- Developers: Ocean Software Konami (license)
- Publisher: Ocean Software
- Programmers: Paul Owens Christian Urquhart Dan Hartley
- Artist: David Thorpe
- Composers: David Dunn Martin Galway
- Platforms: Amiga, Amstrad CPC, Atari ST, Commodore 64, ZX Spectrum
- Release: EU: 1984;
- Genre: Sports (Olympics)
- Modes: Single-player, multiplayer

= Daley Thompson's Decathlon =

1984 video game

Daley Thompson's Decathlon is an Olympic-themed sports video game developed and released by Ocean Software in 1984. It was released in the wake of Daley Thompson's popularity following his gold medals in the decathlon at the 1980 and 1984 Olympic Games. The game design was based on Konami's 1983 arcade game Track & Field.

A second game, Daley Thompson's Super-Test, was released the following year. The third title, Daley Thompson's Olympic Challenge, was released in 1988 to coincide with the 1988 Olympic Games.

==Gameplay==
The player takes part in the ten events of the modern decathlon:
- Day 1: 100 metres, long jump, shot put, high jump, and 400 metres
- Day 2: 110 hurdles, pole vault, discus, javelin, and 1500 metres

The player starts the game with three lives; failure to reach the minimum standard in an event results in the loss of one life. Success in the 1500 metres event results in the game returning to Day 1 to repeat the events with more difficult qualification criteria.

Depending on the computer, running is simulated by hitting two keys (representing the left and right leg) alternately and as quickly as possible or by moving the joystick from side to side as quickly as possible. The game rapidly gained a reputation among players as a "joystick killer" because of the constant vigorous waggling of the joystick required during many of the events.

The Spectrum version was the first game to use Speedlock, a fast loader on the computer.

==Music==
The soundtrack of the C64 version of the game was composed by David Dunn. The introduction music, by Martin Galway, is based on the 1978 electronic music piece "Rydeen" by Yellow Magic Orchestra (YMO).

==Reception==
Daley Thompson's Decathlon was the ninth best-selling computer game of 1985 in the United Kingdom.
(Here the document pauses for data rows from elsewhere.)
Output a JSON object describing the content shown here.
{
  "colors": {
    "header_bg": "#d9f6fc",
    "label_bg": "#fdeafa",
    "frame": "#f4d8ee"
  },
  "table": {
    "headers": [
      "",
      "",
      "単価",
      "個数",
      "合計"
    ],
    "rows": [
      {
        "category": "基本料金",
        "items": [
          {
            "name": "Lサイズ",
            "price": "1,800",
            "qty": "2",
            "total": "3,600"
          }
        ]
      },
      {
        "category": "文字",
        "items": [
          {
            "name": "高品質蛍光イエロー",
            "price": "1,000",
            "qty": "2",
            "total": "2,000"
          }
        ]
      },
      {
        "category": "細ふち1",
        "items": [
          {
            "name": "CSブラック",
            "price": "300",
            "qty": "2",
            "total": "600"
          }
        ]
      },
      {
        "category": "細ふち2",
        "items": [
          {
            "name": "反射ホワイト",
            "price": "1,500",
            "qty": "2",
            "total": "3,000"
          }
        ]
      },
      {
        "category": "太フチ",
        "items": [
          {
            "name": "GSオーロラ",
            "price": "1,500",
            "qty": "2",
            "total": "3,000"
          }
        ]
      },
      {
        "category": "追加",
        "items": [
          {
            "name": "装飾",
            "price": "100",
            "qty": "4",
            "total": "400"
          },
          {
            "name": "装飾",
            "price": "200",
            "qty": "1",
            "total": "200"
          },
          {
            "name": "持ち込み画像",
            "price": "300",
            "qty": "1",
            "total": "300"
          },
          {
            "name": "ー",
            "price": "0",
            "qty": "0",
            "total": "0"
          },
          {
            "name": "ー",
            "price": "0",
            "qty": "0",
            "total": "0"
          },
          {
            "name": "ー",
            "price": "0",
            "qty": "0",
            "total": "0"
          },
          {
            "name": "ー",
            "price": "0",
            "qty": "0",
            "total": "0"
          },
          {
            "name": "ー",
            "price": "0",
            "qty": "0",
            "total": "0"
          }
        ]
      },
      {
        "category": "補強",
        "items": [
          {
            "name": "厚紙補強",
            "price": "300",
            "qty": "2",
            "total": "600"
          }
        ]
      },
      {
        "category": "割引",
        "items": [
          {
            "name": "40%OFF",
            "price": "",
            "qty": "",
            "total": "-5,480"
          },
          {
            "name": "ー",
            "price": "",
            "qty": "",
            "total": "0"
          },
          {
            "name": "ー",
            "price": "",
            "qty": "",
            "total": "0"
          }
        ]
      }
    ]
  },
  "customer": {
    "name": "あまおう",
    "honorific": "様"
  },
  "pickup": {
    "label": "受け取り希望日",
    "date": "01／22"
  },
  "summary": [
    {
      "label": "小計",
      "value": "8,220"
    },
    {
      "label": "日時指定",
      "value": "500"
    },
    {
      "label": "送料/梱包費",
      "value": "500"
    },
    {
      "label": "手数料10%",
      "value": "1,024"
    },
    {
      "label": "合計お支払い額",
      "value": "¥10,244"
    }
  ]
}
Sinclair User gave the game a score of 8/10. The game won the award for Best (Overall) Arcade Game in the Crash magazine Readers Awards 1984 and was the Best Arcade-Style Game of the Year at the Golden Joystick Awards. The One magazine in 1991 rated the game two out of five stars for the Amiga and Atari ST.

In 2017, the game was placed on Eurogamers "10 games that defined the ZX Spectrum" list.